Now on the other hand i have never had a reel last me more then 3 yrs,other then a old diawa bg13 my uncle gave me ten yrs ago(this reel pulled me a limit of saugeye back on november). But the shimano stradic i got back in december just feels like itll be a good one,and should last a while...

Im gonna have to check out the penns. Oh I have also heard good things about mitchels..


----------



## JohnPD (Jun 12, 2012)

The Shimano Sonora series are great reels for about $50.


----------



## Eriesteamer (Mar 9, 2007)

I have a bigger then most regular open spin reel. had it long time. all I can say is it is a Dolpfin and has all ball bearings as far as I know. works so smth hard beleave. now to who makes it beats me. all I see is Dolpfin on it. it is biger then most thus heavy too. looks to me to be a well made reel. I hate open face spin reels thus never used it much. if you want buy it I get it out my storage bin take picture of it. to what it is worth beats me.


----------



## streamstalker (Jul 8, 2005)

Sounds like one from this saltwater series (Tica Dolphin): http://www.knkfishing.com/pd-tica-dolphin-sf-series-surf-cast-spinning-reel.cfm

Seems to me like most votes are for Schimano. It doesn't surprise me. One of my Stradics is at least 15 years old and still smooth and strong.


----------



## Eriesteamer (Mar 9, 2007)

your likly wright as it is a light salt water reel as far as I see. it is a bit differant then one shown. but the maker is what it maybe made by. as I say it sure is a sturdy reel. will take most fresh water fish you will ever catch. and same with light ocean ones like you get on shore. any ways it take the beatting as non can I am shure. by the mention a Mitchell open 300 is like it looks like. but trice size and weight. very well biult if I may say so.


----------



## kingofamberley (Jul 11, 2012)

I have a couple Shakespeare spinning reels that probably cost me around 30 bucks each years ago. One has 4 ball bearings and a trigger, and one has 5 ball bearings and instant anti reverse. Both have the drag knob on the back, which I prefer for fighting big fish. I never close the reel manually, and they work just fine and have for years. I don't see why it would matter; it looks like it is designed for this as there is a stud of metal on the exterior of the reel that hits the bail and closes it when you reel. Unless you are slamming it hard enough to break the metal stud off of the frame somehow, it really should not be a problem.


----------



## backlashed (Mar 19, 2011)

Saugeyefisher said:


> Im gonna have to check out the penns. Oh I have also heard good things about mitchels..
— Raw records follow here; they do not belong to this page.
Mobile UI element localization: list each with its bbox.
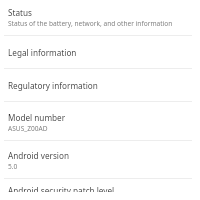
staticText: Status of the battery, network, and othe…	[8, 19, 173, 28]
staticText: Android version	[8, 150, 69, 161]
button[interactable]: Legal information	[0, 36, 200, 68]
staticText: Android security patch level	[8, 185, 115, 192]
staticText: Regulatory information	[8, 80, 98, 91]
button[interactable]: Status	[0, 0, 200, 35]
staticText: Status	[8, 7, 32, 18]
staticText: Legal information	[8, 47, 77, 58]
button[interactable]: Regulatory information	[0, 69, 200, 101]
button[interactable]: Android version	[0, 141, 200, 178]
staticText: Model number	[8, 112, 66, 123]
staticText: 5.0	[8, 162, 18, 171]
staticText: ASUS_Z00AD	[8, 124, 48, 133]
button[interactable]: Model number	[0, 102, 200, 140]
button[interactable]: Android security patch level	[0, 179, 200, 200]
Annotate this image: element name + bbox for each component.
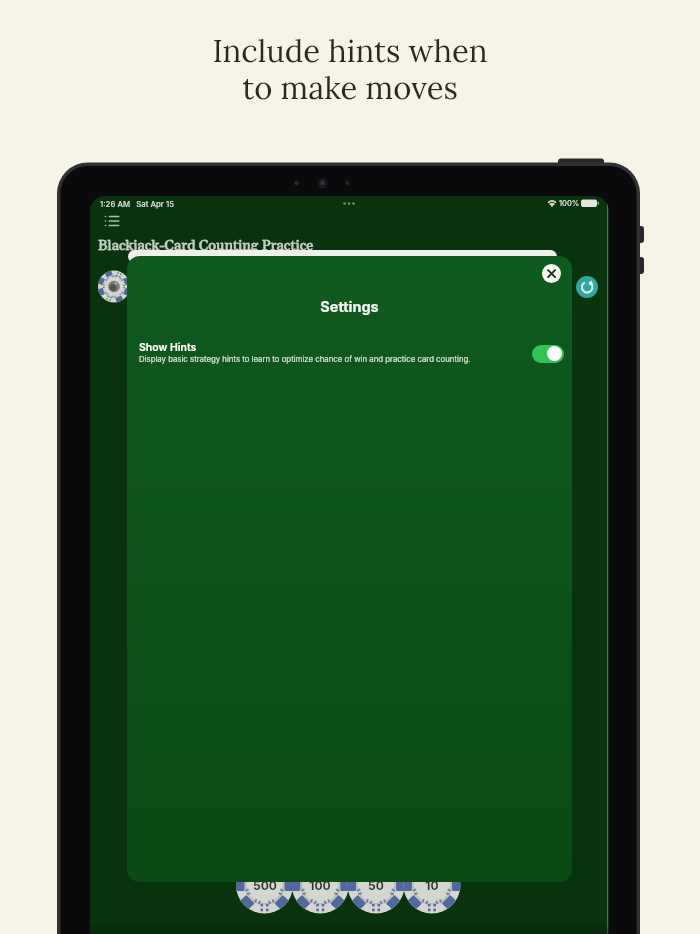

I use 4 vintage Mitchells, a 300, two saltwater 302's and a 510 on the matched 7' Conolon rod. I really like the 510, I'm buying another reel as a backup for parts, I'm going to take the butt of the second conolon rod and have a rod made for for the 510.

Penn has a great reputation and it's made in America. What's not to like about that? 

I just got my first Shimano last week, a Stradic Ci4 3000f matched to a custom 8' trout rod. Fished with it every day we were in Salvo, NC. That is a SWEET setup! I'll use it here and on saltwater.


----------



## ironman172 (Apr 12, 2009)

backlashed said:


> I use 4 vintage Mitchells, a 300, two saltwater 302's and a 510 on the matched 7' Conolon rod. I really like the 510, I'm buying another reel as a backup for parts, I'm going to take the butt of the second conolon rod and have a rod made for for the 510.
> 
> Penn has a great reputation and it's made in America. What's not to like about that?
> 
> I just got my first Shimano last week, a Stradic Ci4 3000f matched to a custom 8' trout rod. Fished with it every day we were in Salvo, NC. That is a SWEET setup! I'll use it here and on saltwater.


I've got those mitchells but still find myself using the newer equipment(reels) for the faster gear ratio....I like to be able to move a bait or lure fast.... if needed....just personal opinion though....but I love my stradic 4000,cabo's, penn's....


----------



## stewey (Jan 28, 2009)

Sadly all but one of Penn's current line of spinning reels are now manufactured in the Far East.


----------